TILF Success Stories: Meet Evan Ott
Posted by Trudy Richards on 05/07/2014
Designing a college course and writing your own textbook are not easy ideas to execute. TILF Scholar Evan Ott says he wouldn’t have had the audacity to even think of doing either without having been involved in UIL in high school.
Evan began participating in UIL as freshman, dabbling in Science, Math, Current Issues & Events, but always returning to his home base: UIL Computer Science. Evan says he owes much success to coach Glen Martin, who teaches Computer Science at the School for the Gifted and Talented in Dallas.
“He pushed our team to compete as often as possible and always worked to support student ideas on how the team could improve,” Evan said.
As president of the Computer Science club, Evan worked diligently to explain overarching computer science concepts to other students hoping to master the UIL Computer Science contest. Now, Evan is in his third-year at the University of Texas at Austin, double-majoring in Honors Computer Science and Honors Physics. Just like in high school, he is a driving force behind some of the developments shaping the learning environment of his peers.
“I don’t care about the recognition,” he said. “Scholarships are great, though!”
After learning that he had received a Moody Foundation scholarship through TILF, Evan says he felt like his hard work had paid off.
“Every dollar counts,” he said. “Since my family is one of those that's still recovering from the recession, I've had to pay my way through college with scholarships and jobs.”

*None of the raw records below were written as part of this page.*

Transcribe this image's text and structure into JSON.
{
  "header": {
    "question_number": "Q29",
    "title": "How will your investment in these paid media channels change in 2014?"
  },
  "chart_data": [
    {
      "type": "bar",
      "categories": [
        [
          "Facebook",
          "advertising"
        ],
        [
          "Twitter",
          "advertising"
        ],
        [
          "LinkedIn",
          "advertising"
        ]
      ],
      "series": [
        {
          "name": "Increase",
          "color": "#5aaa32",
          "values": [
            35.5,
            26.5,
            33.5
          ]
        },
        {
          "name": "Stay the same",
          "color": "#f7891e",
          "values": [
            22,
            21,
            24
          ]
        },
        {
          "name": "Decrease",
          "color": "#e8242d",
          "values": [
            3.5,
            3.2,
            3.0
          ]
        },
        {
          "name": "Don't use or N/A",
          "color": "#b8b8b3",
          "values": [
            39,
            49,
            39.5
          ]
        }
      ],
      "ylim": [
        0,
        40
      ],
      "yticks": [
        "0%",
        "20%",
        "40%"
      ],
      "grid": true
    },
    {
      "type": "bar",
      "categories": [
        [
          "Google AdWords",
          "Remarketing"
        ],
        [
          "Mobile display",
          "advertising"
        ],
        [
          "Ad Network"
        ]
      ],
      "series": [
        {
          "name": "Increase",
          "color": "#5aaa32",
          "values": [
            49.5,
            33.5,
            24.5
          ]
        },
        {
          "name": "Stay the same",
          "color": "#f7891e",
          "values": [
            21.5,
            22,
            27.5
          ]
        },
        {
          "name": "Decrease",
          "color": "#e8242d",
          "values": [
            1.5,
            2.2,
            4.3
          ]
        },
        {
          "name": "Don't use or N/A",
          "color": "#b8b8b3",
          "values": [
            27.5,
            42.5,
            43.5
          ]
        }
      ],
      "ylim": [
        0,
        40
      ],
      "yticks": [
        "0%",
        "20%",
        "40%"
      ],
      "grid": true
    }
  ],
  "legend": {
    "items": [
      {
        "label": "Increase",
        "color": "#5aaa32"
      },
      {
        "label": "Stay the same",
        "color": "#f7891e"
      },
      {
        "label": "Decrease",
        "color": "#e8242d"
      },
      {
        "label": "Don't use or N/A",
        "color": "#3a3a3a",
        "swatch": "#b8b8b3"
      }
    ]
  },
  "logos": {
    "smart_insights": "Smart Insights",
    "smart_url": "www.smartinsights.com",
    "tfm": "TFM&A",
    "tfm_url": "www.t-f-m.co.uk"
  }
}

Evan has been able to finance his education without taking on any student loans, something he says he’s grateful for everyday.
“That financial freedom lets me focus on school and extracurricular activities,” he said.
Since 2012, Evan has been the President of the Society of Physics Students at the University of Texas, spearheading initiatives to engage current and prospective students to a higher level of understanding. According to Distinguished Teaching Professor of Physics Greg Sitz, the past few years has seen steady but unprecedented growth in the UT Austin Physics department, from 200 students to about 500 students.
“Perhaps the biggest contributing factor to this growth that I can identify is the tremendous level of activity of the current students, and this has been led by Evan,” Sitz said. “From reviving the Departmental open house, to the huge activities of the Society of Physics Students, to organizing a two day campus visit for prospective physics majors in the spring, help sessions, pot lucks, the list goes on and it has all been driven by Evan.”
Dr. Sitz has seen first-hand how Evan’s enthusiasm can create great things and helped Evan get his student-led seminar off the ground and into registration as a course-for-credit.
“Response was overwhelming, with the room we were allocated filling completely during pre-registration,” Sitz said. “This addressed a real need and was a great success. Evan deserves a great deal of credit for making this work.”
Evan recognized a need to introduce data analysis to Physics undergraduates early, so students would not have to struggle with such skills in the advanced labs. He basically had to craft the curriculum himself and created a textbook to follow the design of the course.
“The bulk of it, I did last semester just trying to find a topic I knew we were going need to talk about,” Evan said. “It would be more or less the topic of the week. I’d eventually sit down and spend a couple of hours trying to write.”
For Evan, the will to teach comes from the desire to learn.
“I love learning new things and have found more of a passion with physics in particular,” he said. “So we have an undergraduate lounge for physics. Not too many people use that room on a regular basis but I love going in there when I can because on any given day, they’ll be talking about some crazy complicated theory I’ve never heard about before, ”That’s part of what gets me going.”
Evan recognizes that his education makes him “really lucky,” and that he’s proud of his accomplishments because he finds joy in helping others succeed.
“Part of it is just this feeling of responsibility that ‘I need to do well and open as many doors for myself as I can so I can then open doors for other people,’” he said. “If people are learning and getting something more because of me, I call that a good day,” he said.
His next big project is to establish a Physics Honor Society at UT after stepping down as President of the Society of Physics Students. This summer, Evan plans to perform research at Sandia National Labs in Albuquerque.